Deep thoughts

May 14, 2006 19:13

This was an interesting weekend. There has been a lot going on in my life lately, I haven't been posting it because I still don't know what to make of it all, plus I hate sounding whiny or bitchy or depressing. (but here goes)

I have been having weird health issues again. It seems like every few years my body turns against me and something weird goes on. First it was a brain tumor, then a lymph node tumor, then the gallbladder, etc. etc. This time I've been extremely tired and run down, no energy, many things I eat make me sick, and I've been having strange pains in different parts of my body. I've been having a million tests, and they can't find anything, except in my last CT scan they found "something" in one of my kidneys. The radiologist didn't know what it was, so they sent me to a specialist, who didn't know what it was. He said that it MAY be some weird tumor, or it "probably isn't cancer, but I can't say that for sure", but he just doesn't know. They want me to wait 4 months and have another CT scan to see if it's changed. Normally that would be OK, but for some reason that doesn't sit well with me. Anyway, I am going to see a different Dr. next week to see if I can get any answers.

In better news, one of my cousins turned 30 this weekend. He had a big family dinner at Bucca De Beppo in Lynn. on Friday night. Now my ENTIRE family hasn't been together for many years. (story for another day) so it was a little weird, but it was ok. I sat at a table with my other cousin and his girlfriend, who we all LOVE. We have all been hoping that they would get married eventually, but I had no idea that there were any plans to do that anytime soon. He told me half way through dinner that he had put a deposit down on a ring for her and was just waiting to ask her! I am SO excited! This is great news. I just love this girl. Bad news is, he doesn't want me to tell anyone....ARGH! I hate not being able to share good news! But that was very exciting news, I really love this girl and can't wait for her to become a part of our family. (my cousins are like brothers to me)

Today I had to work. We took Mom some breakfast and a fuschia, then I went to the office for a few hours. After work we went back to Mom & Dad's for dinner, and right before we sat down to eat I got a phone call from Bristol. She told me that she is pregnant! I was so excited. Actually, I have a lot of different emotions about that. I am really excited to be "Aunt Lisa", but at the same time, I always thought that she and I would get pregnant together and have our kids about the same time. There is no way I can get pregnant right now, not with the weird health issues, and the fact that we want to buy a house before we have kids. So I guess I'm a little sad as well. Plus I think that this will change a lot of things. I know that my happiness far exceeds the other weird emotions I'm having over this, and I had no idea that her getting pregnant would make me think about all these things. I'm wondering if I'm getting too old to have kids. I'm 31...I will be 33 or 34 by the time we think about having them, and I don't know if that's going to be weird to have kids that late. I always figured I'd have my children by the time I was 30. I barely got married by the time I was 30! I have been thinking about that a lot lately. So her news is wonderful, it really is, and I can't wait to see that little girl or boy come into this world and be a part of it's life. My other friends that have kids I don't see that often, but this is going to be completely different.

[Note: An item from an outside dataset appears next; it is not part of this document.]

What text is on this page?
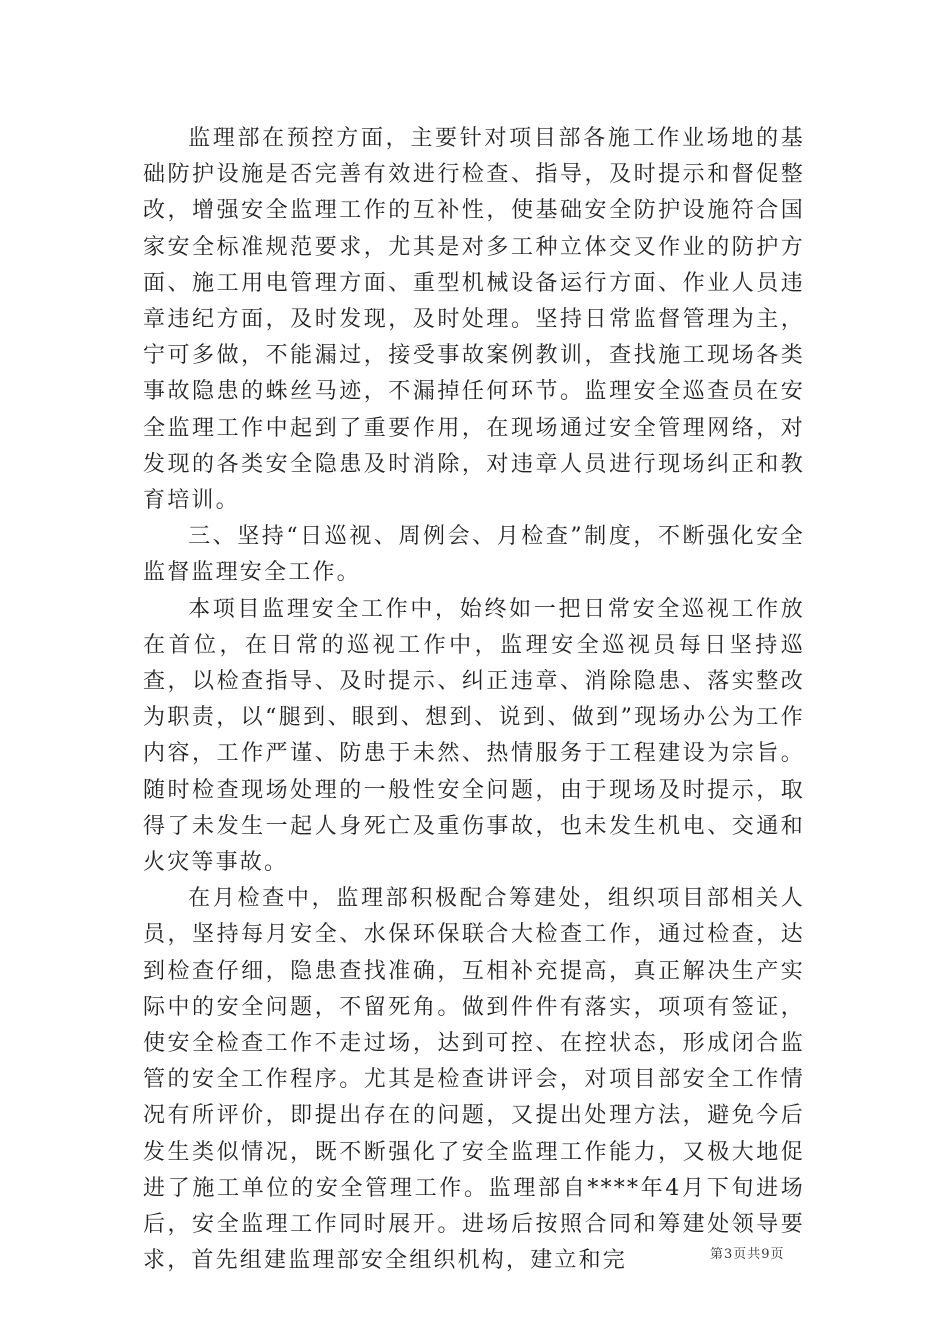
监理部在预控方面，主要针对项目部各施工作业场地的基础防护设施是否完善有效进行检查、指导，及时提示和督促整改，增强安全监理工作的互补性，使基础安全防护设施符合国家安全标准规范要求，尤其是对多工种立体交叉作业的防护方面、施工用电管理方面、重型机械设备运行方面、作业人员违章违纪方面，及时发现，及时处理。坚持日常监督管理为主，宁可多做，不能漏过，接受事故案例教训，查找施工现场各类事故隐患的蛛丝马迹，不漏掉任何环节。监理安全巡查员在安全监理工作中起到了重要作用，在现场通过安全管理网络，对发现的各类安全隐患及时消除，对违章人员进行现场纠正和教育培训。

三、坚持“日巡视、周例会、月检查”制度，不断强化安全监督监理安全工作。

本项目监理安全工作中，始终如一把日常安全巡视工作放在首位，在日常的巡视工作中，监理安全巡视员每日坚持巡查，以检查指导、及时提示、纠正违章、消除隐患、落实整改为职责，以“腿到、眼到、想到、说到、做到”现场办公为工作内容，工作严谨、防患于未然、热情服务于工程建设为宗旨。随时检查现场处理的一般性安全问题，由于现场及时提示，取得了未发生一起人身死亡及重伤事故，也未发生机电、交通和火灾等事故。

在月检查中，监理部积极配合筹建处，组织项目部相关人员，坚持每月安全、水保环保联合大检查工作，通过检查，达到检查仔细，隐患查找准确，互相补充提高，真正解决生产实际中的安全问题，不留死角。做到件件有落实，项项有签证，使安全检查工作不走过场，达到可控、在控状态，形成闭合监管的安全工作程序。尤其是检查讲评会，对项目部安全工作情况有所评价，即提出存在的问题，又提出处理方法，避免今后发生类似情况，既不断强化了安全监理工作能力，又极大地促进了施工单位的安全管理工作。监理部自****年4月下旬进场后，安全监理工作同时展开。进场后按照合同和筹建处领导要求，首先组建监理部安全组织机构，建立和完	第3页共9页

Bristol and I aren't just like sisters, but she even works with me now (as a loan officer) so I see her almost every day. I guess I'm glad she gets to go through it first and I can see what it's like for her...since actually being pregnant is the one thing that scares me to death.

Anyway, have I rambled enough? Yes. I have. Time to go lay on the couch and watch TV with my husband.
BTW, congrats are in order to Miss Gennie as well for her pregnancy news. Something is in the water I'm telling you.

And also to Miss Molly and Carrie...you are the reason that I know I want to have kids. Just looking at Molly's pictures brings such joy. She is the most adorable little girl ever. Thank you for always bringing a smile to my face. I can't wait to actually meet her someday soon!